David DeMilo spent the summer of 1977 working in a warehouse in the Boston area. This short story describes the unexpected events of that summer.
Guy pensively scrubbed his fat cheeks, coated with an eternal day's growth of beard, and looked up at me half-angrily, simultaneously releasing a fart which echoed across the huge warehouse.
"Hoo-hoo-hoo-hoo-HA! HEE-HEE-HEE!" As he held his bulge in hilarity, his spaced-out set of teeth stood out like stones under his silly gondola mustache. The day had officially begun.
The bright horn of the lunch truck cut the morning haze like an air-raid siren, marking the day with the 10:15 break. The store personnel gradually wound down their activities and wandered outside to the aluminum shelves full of packaged milk and pre-sandwiches.
But the construction workers on the site dropped everything immediately. It didn't matter. All kinds of shit hit the floor--pieces of iron they had half-welded into place, plaster board, hammers, showers of nails, hunks of pipe, rolls of insulation. As soon as that siren sounds, it's not in their contract.
I got into line to buy my chocolate milk behind this hardhat in a dirty white t-shirt. He had faded tatoos on both arms, a thin, mean-looking moustache, and a thin, mean-looking face. He didn't say much, just picked his poison from the truck and paid his dues--a pack of Luckies, a meatball sub and a donut--all washed down by the Bud in his thermos.
All the employees in the place (and the owners as well) were forced out onto this same summer asphalt to eat--execs and hardhats alike--to eat with the same hunger that serves for sustenance.
Eyes burn on the smooth, neat secretaries from upstairs. They were mostly married and pert, taking diet Tab, yogurt and Benson and Hedges from the truck with proud, married smiles and long legs.

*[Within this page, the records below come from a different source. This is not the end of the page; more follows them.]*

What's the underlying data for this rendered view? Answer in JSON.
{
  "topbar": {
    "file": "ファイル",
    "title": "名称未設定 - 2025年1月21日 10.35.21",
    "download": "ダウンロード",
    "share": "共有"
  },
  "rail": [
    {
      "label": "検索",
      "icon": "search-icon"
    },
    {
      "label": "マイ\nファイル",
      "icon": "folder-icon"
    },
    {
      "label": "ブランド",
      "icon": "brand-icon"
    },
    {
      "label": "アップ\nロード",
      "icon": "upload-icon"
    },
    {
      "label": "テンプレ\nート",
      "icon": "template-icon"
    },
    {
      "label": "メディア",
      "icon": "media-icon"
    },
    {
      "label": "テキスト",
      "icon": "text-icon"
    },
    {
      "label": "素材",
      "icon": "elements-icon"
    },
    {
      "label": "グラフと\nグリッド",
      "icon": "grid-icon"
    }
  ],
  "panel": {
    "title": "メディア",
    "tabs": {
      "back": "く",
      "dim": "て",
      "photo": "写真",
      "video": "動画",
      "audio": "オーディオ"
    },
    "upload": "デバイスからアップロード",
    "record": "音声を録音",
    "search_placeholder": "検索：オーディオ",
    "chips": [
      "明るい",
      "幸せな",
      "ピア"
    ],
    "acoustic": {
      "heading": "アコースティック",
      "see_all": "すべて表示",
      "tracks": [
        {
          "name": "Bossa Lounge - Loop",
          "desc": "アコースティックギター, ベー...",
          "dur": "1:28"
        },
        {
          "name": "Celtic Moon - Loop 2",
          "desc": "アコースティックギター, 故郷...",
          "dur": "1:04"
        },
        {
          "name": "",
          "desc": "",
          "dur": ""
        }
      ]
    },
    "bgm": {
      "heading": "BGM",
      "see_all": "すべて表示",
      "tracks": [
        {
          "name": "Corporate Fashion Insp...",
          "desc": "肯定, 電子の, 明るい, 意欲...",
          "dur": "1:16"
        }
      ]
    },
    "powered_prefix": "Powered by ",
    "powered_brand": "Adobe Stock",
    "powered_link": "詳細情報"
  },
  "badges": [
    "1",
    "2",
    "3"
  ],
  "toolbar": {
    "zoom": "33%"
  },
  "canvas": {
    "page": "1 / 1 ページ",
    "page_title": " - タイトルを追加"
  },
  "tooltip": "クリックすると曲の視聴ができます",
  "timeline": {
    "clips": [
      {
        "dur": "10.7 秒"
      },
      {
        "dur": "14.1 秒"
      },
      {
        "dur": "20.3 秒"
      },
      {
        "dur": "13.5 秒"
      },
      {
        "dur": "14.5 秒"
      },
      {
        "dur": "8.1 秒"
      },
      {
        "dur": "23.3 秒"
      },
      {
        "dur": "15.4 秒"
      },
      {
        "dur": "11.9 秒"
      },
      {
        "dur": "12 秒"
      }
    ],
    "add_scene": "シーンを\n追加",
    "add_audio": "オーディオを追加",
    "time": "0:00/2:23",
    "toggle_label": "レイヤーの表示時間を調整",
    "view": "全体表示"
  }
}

"The Big Gunner"--the union spray painter from Revere--had sparkling eyes on such occasions. He brought his 18-year-old son to work with him as sort of an apprentice to his messy but profitable work. The union painter made $13 an hour, eight hours a day, plus time and a half on Saturdays and double time on Sundays.
"Huh, he'll make enough to pay for his funeral," Guy mumbled to me, spitting pastroml sandwich all over me as he talked and chewed. The painter talked Red Sox with his boy; they were leaning up against the food truck drinking Bud, eating subs and smoking Camels. Camels. They were already covered head-to-toe with white paint from the awkward hissing machine they worked, their lips and the hairs that just brushed out from the nose were tinged with white paint. They smiled behind the white masks ghost faces of miners who look hungrily out of the darkness--inhuman mutants of the mechanical tool jungle, the wonder of a smile that shines through latex.
Rene stood on the loading dock and waved his arms frantically at me; it was time to get back to work. Rene never took a break. I never saw him take lunch. I never even saw him leave work.
He was always there, walking briskly everywhere in endless emergency, heavy Sparrish eyebrows pushing down his square face into nothing but total seriousness. Every once in a while, a vague grin would drift momentarily onto his face, like he was recalling an old joke that made him silly, but the smile would quickly dissipate as he whistled and pointed and bristled down the aisle.
Rene had me back on the forklift until lunch, when Buzzy stumbled into work. He had a dentist's appointment that morning, and he looked high from a dose of sodium pentathol. Buzzy was an appetite suppressant freak, you see. These forklifts were Buzzy's machines--he charged them and took care of them and drove them with a facility no one else could approach--and he was very proud of that fact.
Buzzy whizzed a few palates into place and took his lunch at 12:30 and urged me to do the same. So Buzzy, Jeff from the item warehouse and I grabbed our lunches and ran over to Buzzy's car, a banged-in '68 Mustang. Once inside, we stashed our lunches into the glove compartment and waited for Buzzy to drive us down the street, near the junction at 128. We swung into an empty parking lot and stopped. Here, we pulled out some joints and lit them up, trying to get as much toke to the minute as possible. We hadn't much time.
Buzzy lit up his hash pipe and roared out of the parking lot--he swung onto the street off the whiptail of a 40-mph 360-degree-turn, just for momentum. Now we were ready to eat lunch.